Saya pun dipertemukan dengan banyak cerita. Tentang ibu yang depresi pasca melahirkan, tentang ibu yang mengalami baby blues, dengan remaja yang kesepian kemudian membuat jiwanya kosong, semua berujung pada depresi. Pada akhirnya semua peristiwa dalam hidup sangat mungkin memicu penyakit depresi ini, disadari atau tidak. Mengenalinya adalah langkah paling sederhana yang bisa dilakukan oleh setiap kita.

Meski mungkin ketika kita makin paham apa itu depresi, bisa saja menimbulkan kekhawatiran. Seperti saya yang khawatir dengan orangtua yang berusia senja. Karena mereka bisa saja mengalami depresi, dengan berbagai latarnya. Dengan penurunan kondisi fisiknya, hidup usia senja tanpa pasangan, tidak lagi bisa melakukan berbagai hal yang pernah dilakukan selagi muda.

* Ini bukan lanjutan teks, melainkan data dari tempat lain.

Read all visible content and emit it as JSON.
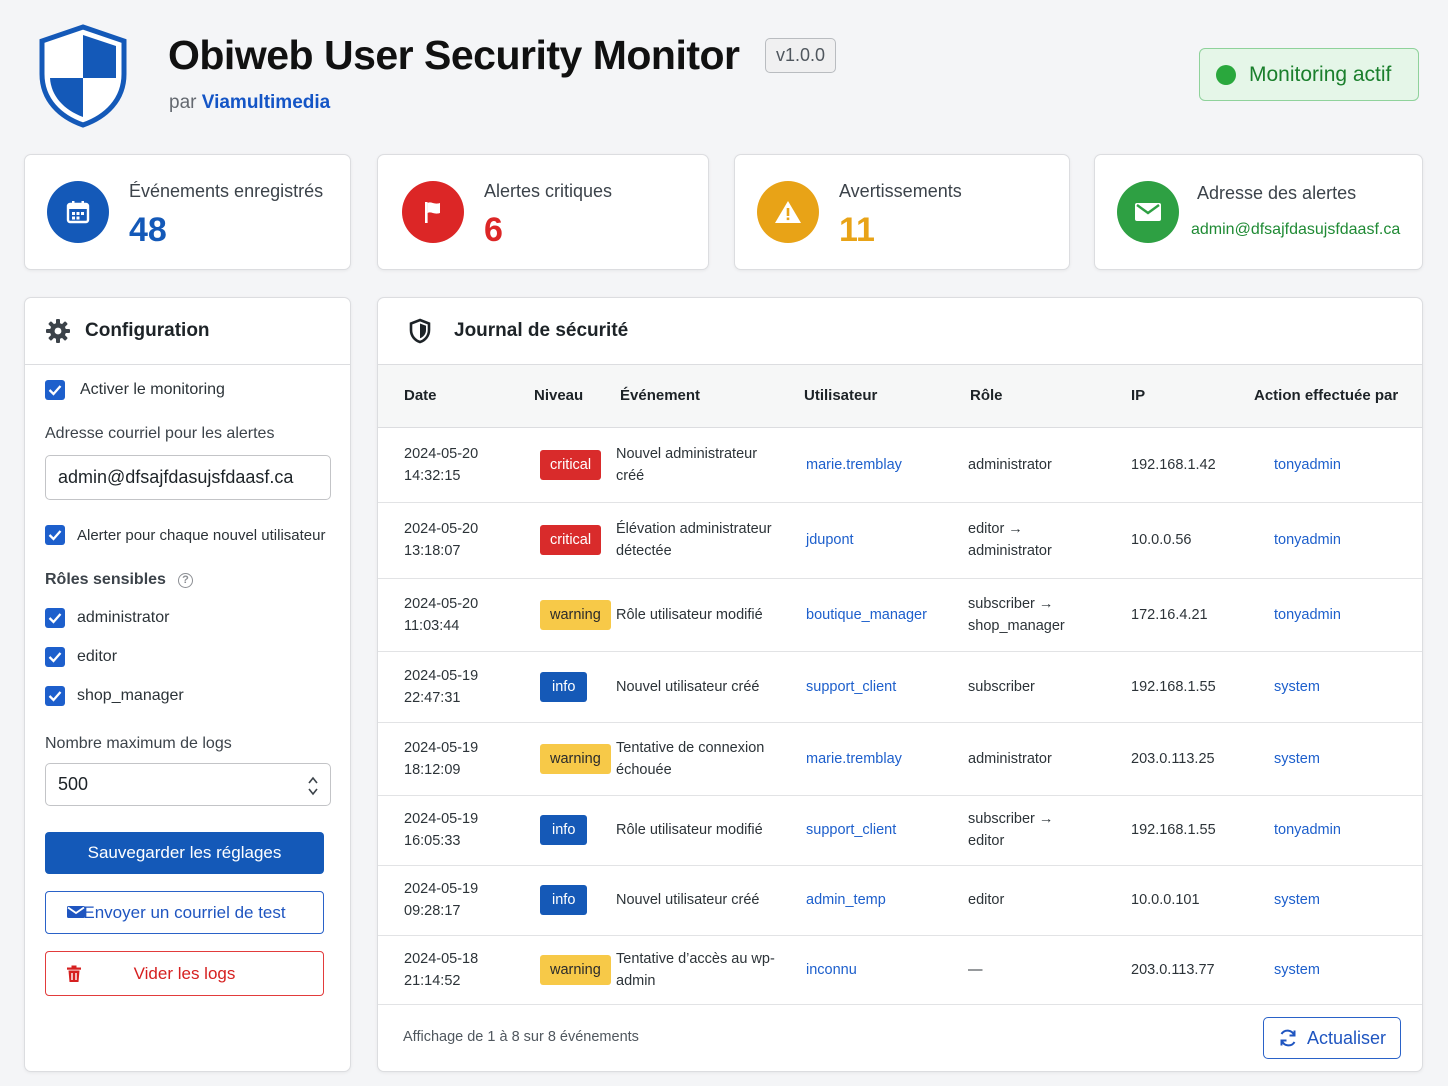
{
  "header": {
    "title": "Obiweb User Security Monitor",
    "version": "v1.0.0",
    "by_prefix": "par",
    "by_name": "Viamultimedia",
    "status": "Monitoring actif"
  },
  "stats": [
    {
      "label": "Événements enregistrés",
      "value": "48",
      "color": "#1459b8",
      "icon": "calendar-icon"
    },
    {
      "label": "Alertes critiques",
      "value": "6",
      "color": "#dc2626",
      "icon": "flag-icon"
    },
    {
      "label": "Avertissements",
      "value": "11",
      "color": "#e8a317",
      "icon": "warning-icon"
    },
    {
      "label": "Adresse des alertes",
      "value": "admin@dfsajfdasujsfdaasf.ca",
      "color": "#2ea043",
      "icon": "envelope-icon"
    }
  ],
  "config": {
    "title": "Configuration",
    "enable_monitoring": "Activer le monitoring",
    "email_label": "Adresse courriel pour les alertes",
    "email_value": "admin@dfsajfdasujsfdaasf.ca",
    "alert_new_user": "Alerter pour chaque nouvel utilisateur",
    "roles_label": "Rôles sensibles",
    "help": "?",
    "roles": [
      "administrator",
      "editor",
      "shop_manager"
    ],
    "max_logs_label": "Nombre maximum de logs",
    "max_logs_value": "500",
    "save": "Sauvegarder les réglages",
    "test_email": "Envoyer un courriel de test",
    "clear_logs": "Vider les logs"
  },
  "log": {
    "title": "Journal de sécurité",
    "columns": [
      "Date",
      "Niveau",
      "Événement",
      "Utilisateur",
      "Rôle",
      "IP",
      "Action effectuée par"
    ],
    "rows": [
      {
        "date": "2024-05-20",
        "time": "14:32:15",
        "level": "critical",
        "event": "Nouvel administrateur créé",
        "user": "marie.tremblay",
        "role": "administrator",
        "ip": "192.168.1.42",
        "by": "tonyadmin"
      },
      {
        "date": "2024-05-20",
        "time": "13:18:07",
        "level": "critical",
        "event": "Élévation administrateur détectée",
        "user": "jdupont",
        "role": "editor → administrator",
        "ip": "10.0.0.56",
        "by": "tonyadmin"
      },
      {
        "date": "2024-05-20",
        "time": "11:03:44",
        "level": "warning",
        "event": "Rôle utilisateur modifié",
        "user": "boutique_manager",
        "role": "subscriber → shop_manager",
        "ip": "172.16.4.21",
        "by": "tonyadmin"
      },
      {
        "date": "2024-05-19",
        "time": "22:47:31",
        "level": "info",
        "event": "Nouvel utilisateur créé",
        "user": "support_client",
        "role": "subscriber",
        "ip": "192.168.1.55",
        "by": "system"
      },
      {
        "date": "2024-05-19",
        "time": "18:12:09",
        "level": "warning",
        "event": "Tentative de connexion échouée",
        "user": "marie.tremblay",
        "role": "administrator",
        "ip": "203.0.113.25",
        "by": "system"
      },
      {
        "date": "2024-05-19",
        "time": "16:05:33",
        "level": "info",
        "event": "Rôle utilisateur modifié",
        "user": "support_client",
        "role": "subscriber → editor",
        "ip": "192.168.1.55",
        "by": "tonyadmin"
      },
      {
        "date": "2024-05-19",
        "time": "09:28:17",
        "level": "info",
        "event": "Nouvel utilisateur créé",
        "user": "admin_temp",
        "role": "editor",
        "ip": "10.0.0.101",
        "by": "system"
      },
      {
        "date": "2024-05-18",
        "time": "21:14:52",
        "level": "warning",
        "event": "Tentative d’accès au wp-admin",
        "user": "inconnu",
        "role": "—",
        "ip": "203.0.113.77",
        "by": "system"
      }
    ],
    "footer": "Affichage de 1 à 8 sur 8 événements",
    "refresh": "Actualiser"
  }
}
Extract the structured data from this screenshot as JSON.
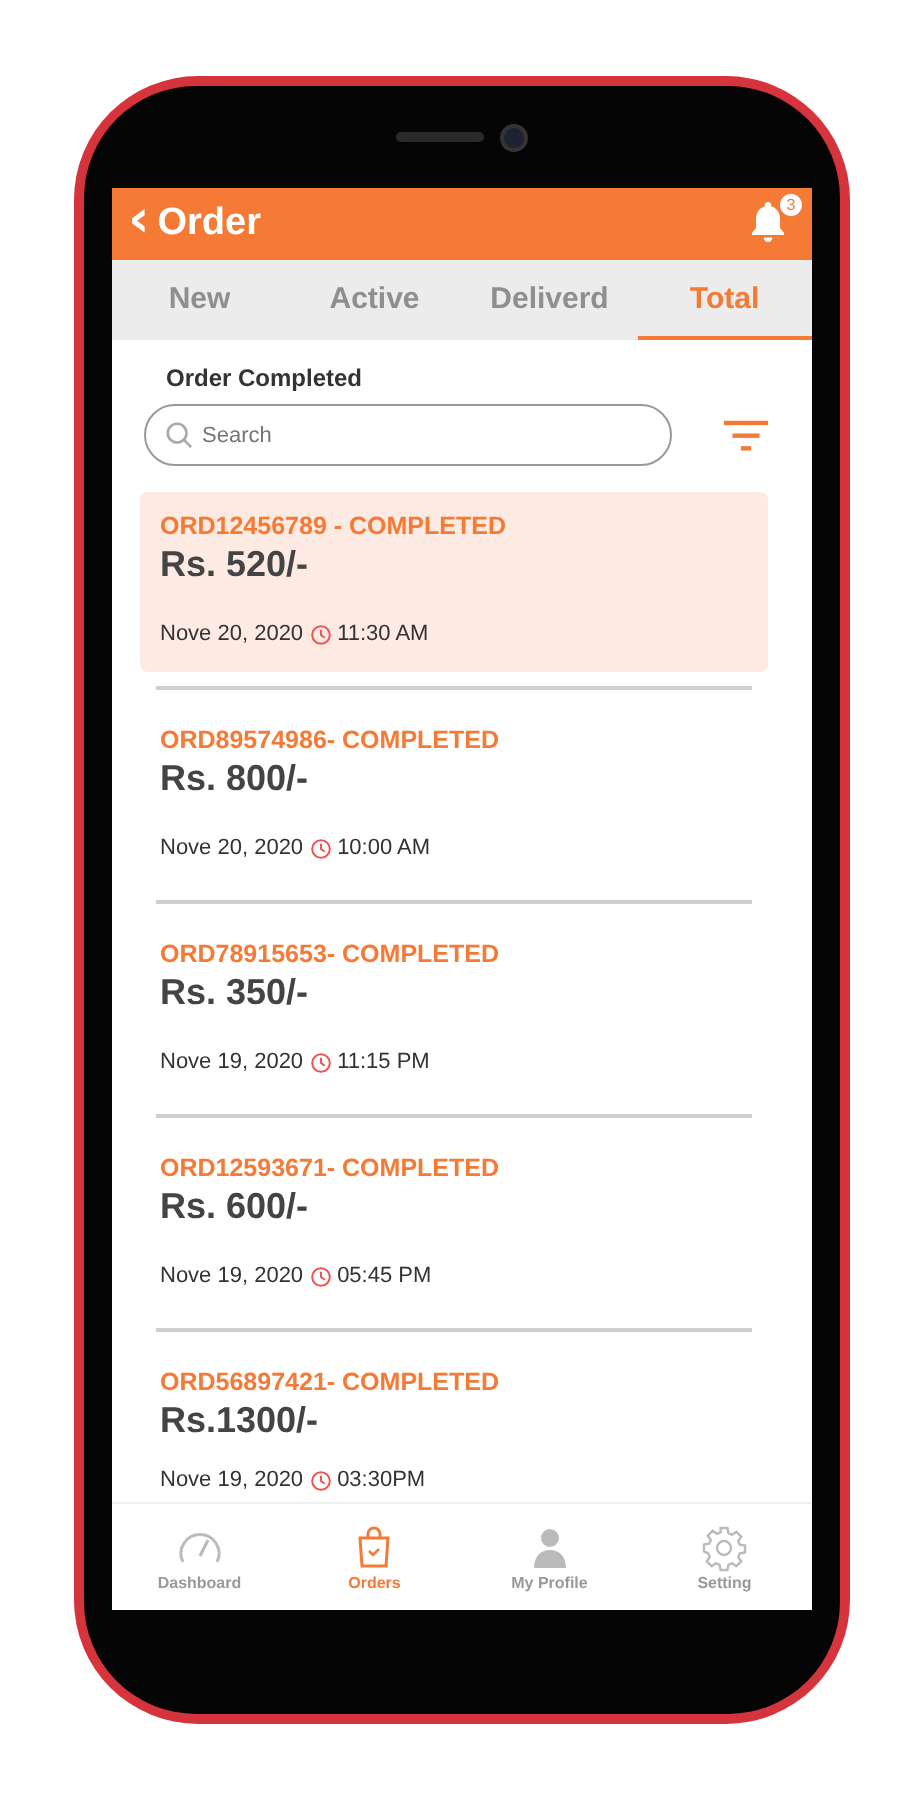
{
  "header": {
    "back": "‹",
    "title": "Order",
    "notifications": "3"
  },
  "tabs": [
    {
      "label": "New",
      "selected": false
    },
    {
      "label": "Active",
      "selected": false
    },
    {
      "label": "Deliverd",
      "selected": false
    },
    {
      "label": "Total",
      "selected": true
    }
  ],
  "section_title": "Order Completed",
  "search": {
    "placeholder": "Search"
  },
  "orders": [
    {
      "title": "ORD12456789 - COMPLETED",
      "amount": "Rs. 520/-",
      "date": "Nove 20, 2020",
      "time": "11:30 AM",
      "selected": true
    },
    {
      "title": "ORD89574986- COMPLETED",
      "amount": "Rs. 800/-",
      "date": "Nove 20, 2020",
      "time": "10:00 AM",
      "selected": false
    },
    {
      "title": "ORD78915653- COMPLETED",
      "amount": "Rs. 350/-",
      "date": "Nove 19, 2020",
      "time": "11:15 PM",
      "selected": false
    },
    {
      "title": "ORD12593671- COMPLETED",
      "amount": "Rs. 600/-",
      "date": "Nove 19, 2020",
      "time": "05:45 PM",
      "selected": false
    },
    {
      "title": "ORD56897421- COMPLETED",
      "amount": "Rs.1300/-",
      "date": "Nove 19, 2020",
      "time": "03:30PM",
      "selected": false
    }
  ],
  "nav": [
    {
      "kind": "dashboard",
      "label": "Dashboard",
      "selected": false
    },
    {
      "kind": "orders",
      "label": "Orders",
      "selected": true
    },
    {
      "kind": "profile",
      "label": "My Profile",
      "selected": false
    },
    {
      "kind": "setting",
      "label": "Setting",
      "selected": false
    }
  ]
}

Beryukur orangtua saya masih lengkap, namun yang menjadi kekhawatiran adalah mereka selalu mengeluhkan penyakit yang dirasakan dalam tubuhnya. Semoga mereka masih bisa berbagi rasa, bicara, dan anak-anaknya pun punya waktu bicara. Depresi mungkin saja tidak terjadi, namun dengan memahami bahwa usia senja rentan depresi, saya jadi semakin waspada. 

Semoga kita terhindar dari depresi, dengan bekal pengetahuan tentangnya.